La ricerca mostra che sono compresenti nella rappresentazione della soggettività storico-politica del Sannio, al di là dei due miti, marchiati dalla retorica di segno positivo da una parte o negativo dall’altra, le storie concrete, vere, reali, sia della plurisecolare Civiltà del Sannio dell’epoca preromana, sia quella dell’appartenenza alla Stato pontificio che stanno insieme, nell’unica storia nostra. E questa è animata da un patrimonio vitale di linguaggi, di eventi, di valori, di vocazioni, di vissuti, di tracce, che non molte realtà provinciali possono vantare e che non può essere ridotto a un condizionamento di sofferenza e di limitazione per la maturazione completa della realtà civile. Le valenze costitutive del Samnium, nell’ampiezza formidabile della sua storia antica e medievale e della centralità di Benevento cattolica – non solo enclave pontificia – irradiante una potenza grandiosa di direzione ecclesiale e liturgica e di missione pastorale dal Molise al Gargano, a buona parte della Campania, e non solo con il mirabile episcopato ultraquarantennale del Cardinale Orsini, poi pontefice Benedetto XIII, fino al 1730.
E’ l’espropriazione, dopo il 1860, nel Sannio, delle proprietà della Chiesa a costituire il potere dell’ “ordine neoagrario” con la gestione “prussiana” delle campagne che determinerà dal 1860 al 1914, annota Gisondi, la vera rivoluzione: l’emigrazione di 157.000 persone e consoliderà l’impianto politico ed amministrativo della conservazione.

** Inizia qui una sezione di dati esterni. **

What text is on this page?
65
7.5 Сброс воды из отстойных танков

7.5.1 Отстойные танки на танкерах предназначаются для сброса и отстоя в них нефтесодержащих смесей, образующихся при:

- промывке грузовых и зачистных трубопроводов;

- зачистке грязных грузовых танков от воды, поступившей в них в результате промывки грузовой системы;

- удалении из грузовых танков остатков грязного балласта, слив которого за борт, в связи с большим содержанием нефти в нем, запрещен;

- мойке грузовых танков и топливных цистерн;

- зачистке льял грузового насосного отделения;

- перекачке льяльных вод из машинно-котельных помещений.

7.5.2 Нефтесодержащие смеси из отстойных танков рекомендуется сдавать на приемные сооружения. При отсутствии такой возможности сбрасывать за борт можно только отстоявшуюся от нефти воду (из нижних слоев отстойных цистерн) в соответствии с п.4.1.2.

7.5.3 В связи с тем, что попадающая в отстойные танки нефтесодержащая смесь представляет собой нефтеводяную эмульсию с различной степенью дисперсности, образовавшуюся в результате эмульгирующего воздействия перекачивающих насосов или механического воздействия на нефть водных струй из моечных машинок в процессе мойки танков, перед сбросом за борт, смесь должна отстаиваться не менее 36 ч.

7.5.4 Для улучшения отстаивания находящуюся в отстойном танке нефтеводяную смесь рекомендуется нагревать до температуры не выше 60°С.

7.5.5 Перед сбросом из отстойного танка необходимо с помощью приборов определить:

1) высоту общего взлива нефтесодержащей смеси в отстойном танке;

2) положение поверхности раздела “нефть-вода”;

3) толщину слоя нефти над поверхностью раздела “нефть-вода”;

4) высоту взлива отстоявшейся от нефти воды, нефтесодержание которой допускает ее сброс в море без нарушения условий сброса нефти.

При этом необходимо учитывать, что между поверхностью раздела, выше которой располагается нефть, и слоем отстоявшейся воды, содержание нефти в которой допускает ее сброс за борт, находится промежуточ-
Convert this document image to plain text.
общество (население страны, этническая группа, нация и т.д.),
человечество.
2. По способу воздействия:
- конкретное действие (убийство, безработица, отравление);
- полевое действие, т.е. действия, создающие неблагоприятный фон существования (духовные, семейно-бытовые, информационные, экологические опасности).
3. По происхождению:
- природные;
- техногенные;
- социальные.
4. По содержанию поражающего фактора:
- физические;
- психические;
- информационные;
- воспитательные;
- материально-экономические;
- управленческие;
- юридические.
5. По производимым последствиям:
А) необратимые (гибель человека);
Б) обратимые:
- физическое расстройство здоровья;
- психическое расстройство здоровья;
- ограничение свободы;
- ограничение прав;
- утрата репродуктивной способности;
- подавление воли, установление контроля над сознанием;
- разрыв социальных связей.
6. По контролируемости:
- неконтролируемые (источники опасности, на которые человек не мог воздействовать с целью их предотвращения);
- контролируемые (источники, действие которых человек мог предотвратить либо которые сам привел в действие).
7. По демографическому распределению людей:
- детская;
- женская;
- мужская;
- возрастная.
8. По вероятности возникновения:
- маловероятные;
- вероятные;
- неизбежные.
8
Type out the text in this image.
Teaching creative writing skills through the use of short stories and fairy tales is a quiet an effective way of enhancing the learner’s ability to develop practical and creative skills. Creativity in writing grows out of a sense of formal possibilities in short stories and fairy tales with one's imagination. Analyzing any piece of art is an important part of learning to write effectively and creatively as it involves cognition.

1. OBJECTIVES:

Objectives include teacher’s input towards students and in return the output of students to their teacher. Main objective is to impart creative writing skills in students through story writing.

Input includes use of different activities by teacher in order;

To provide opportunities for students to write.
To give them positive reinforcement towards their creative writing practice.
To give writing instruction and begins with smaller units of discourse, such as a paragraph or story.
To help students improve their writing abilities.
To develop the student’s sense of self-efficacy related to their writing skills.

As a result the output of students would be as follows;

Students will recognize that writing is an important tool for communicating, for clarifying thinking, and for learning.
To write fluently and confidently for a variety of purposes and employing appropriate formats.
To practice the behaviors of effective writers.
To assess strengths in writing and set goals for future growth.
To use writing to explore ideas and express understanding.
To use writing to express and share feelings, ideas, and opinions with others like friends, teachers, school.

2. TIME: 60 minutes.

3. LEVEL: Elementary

E’ la politica socio-economica della statualità indirizzata dalla Massoneria dei Savoia e gestita nell’apparato economico-amministrativo dai gruppi dominanti del nord a deprimere le risorse e le energie delle popolazioni del Mezzogiorno, a disperdere la forza di attrazione dell’unificazione giudicata e vissuta infine come “conquista del Sud”
E’ il fallimento della saldatura, sognata da Cavour, di integrazione reciproca, di inclusione bilaterale, sociale, civile, economica e spirituale a decidere la sofferenza e la estraneità meridionale, a segnare l’emarginazione dal mercato europeo e ad  alimentare una sorta di inimicizia, di repulsione, nelle relazioni interumane con i migranti dal Mezzogiorno. Anche nelle strutture pastorali e di servizio degli episcopati meridionali, per la spoliazione e la chiusura di istituti e di conventi, si svigorì l’opera di sostegno e di formazione e una parte del clero si chiuse nel rimpianto del potere perduto.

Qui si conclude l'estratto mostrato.